Cryptocurrency lending firm Genesis Global Capital has reportedly hired a restructuring adviser to explore all possible options that include, but aren’t limited to, a potential bankruptcy.
It is understood that the firm has hired investment bank Moelis & Company to explore options, while people familiar with the situation have stressed that no financial decisions have been made and that it is still possible for the company to avoid a bankruptcy filing, according to a New York Times report on Nov. 22.
Interestingly, Moelis & Company was also one of the firms engaged by Voyager Digital after it suspended withdrawals and deposits on Jul. 1 in order to explore “strategic alternatives.”
Days later, Voyager Digital filed for Chapter 11 bankruptcy in the Southern District Court of New York as part of a reorganization plan that would eventually “return value to customers.”
However, a Genesis spokesperson recently told Cryptox that it had no “imminent” plans to file for bankruptcy after a Nov. 21 report from Bloomberg suggested otherwise.
“We have no plans to file bankruptcy imminently. Our goal is to resolve the current situation consensually without the need for any bankruptcy filing. Genesis continues to have constructive conversations with creditors,” said the spokesperson.
It is understood that Genesis is seeking somewhere between $500 million to $1 billion from investors to cover a shortfall that ultimately stemmed from “unprecedented market turmoil” and the fall of crypto exchange FTX.
According to a Nov. 22 Bloomberg report, the troubled lending firm has $2.8 billion in outstanding loans on its balance sheet, with around 30% of its lending made to “related parties” including its parent company Digital Currency Group along with its affiliate and lending unit, Genesis Global Trading.
A recently circulating letter from Digital Currency Group CEO Barry Silbert states that it owes $575 million to Genesis Global Capital, which is due in May 2023.
Related: Genesis denies ‘imminent’ plans to file for bankruptcy
Since FTX’s collapse on Nov. 11, all eyes have turned towards Genesis, Grayscale Investments, and their parent company Digital Currency Group, with concerns the firms could be the next victims of the contagion.

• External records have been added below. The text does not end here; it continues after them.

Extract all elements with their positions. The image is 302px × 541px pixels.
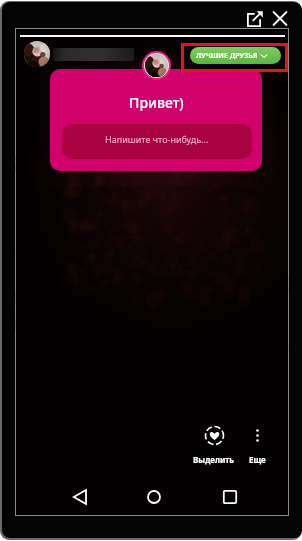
staticText: Напишите что-нибудь... [105, 133, 209, 145]
button[interactable]: ЛУЧШИЕ ДРУЗЬЯ [190, 47, 281, 64]
button[interactable]: Recent apps [218, 485, 242, 509]
staticText: Выделить [193, 454, 235, 465]
staticText: Еще [249, 454, 266, 465]
button[interactable]: Напишите что-нибудь... [62, 124, 252, 159]
staticText: Привет) [129, 93, 184, 112]
staticText: ЛУЧШИЕ ДРУЗЬЯ [196, 51, 258, 61]
button[interactable]: Еще [235, 425, 280, 469]
button[interactable]: Выделить [190, 425, 238, 469]
button[interactable]: Close [272, 11, 288, 26]
button[interactable]: Story author [145, 54, 168, 77]
button[interactable]: Profile photo [24, 41, 50, 67]
button[interactable]: Back [68, 485, 92, 509]
button[interactable] [53, 48, 134, 61]
button[interactable]: Home [142, 485, 166, 509]
button[interactable]: Open in new window [247, 11, 263, 27]
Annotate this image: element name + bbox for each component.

All three companies have sought to quell investor fears over the last week.
Grayscale Investments reassured investors in a Nov. 17 tweet noting that “the safety and security of the holdings underlying Grayscale digital asset products are unaffected,” referring to the withdrawal halt by Genesis Global Trading adding its products continue to operate as normal.
In the wake of recent events, our investors should know that the safety and security of the holdings underlying Grayscale digital asset products are unaffected.
— Grayscale (@Grayscale) November 16, 2022
Genesis has reiterated that its spot and derivatives trading and custody businesses “remain fully operational” despite the suspension of client withdrawals in its lending business.
Genesis’s spot and derivatives trading and custody businesses remain fully operational. We continue to support our clients who rely on us during volatile market conditions to manage their risk and execute on their business strategies.
— Genesis (@GenesisTrading) November 16, 2022
Meanwhile, the latest letter to investors from Digital Currency Group CEO Barry Silbert reassured their investors that DCG is on track for $800 million in revenue in 2022.
“We have weathered previous crypto winters and while this one may feel more severe, collectively we will come out of it stronger,” he said.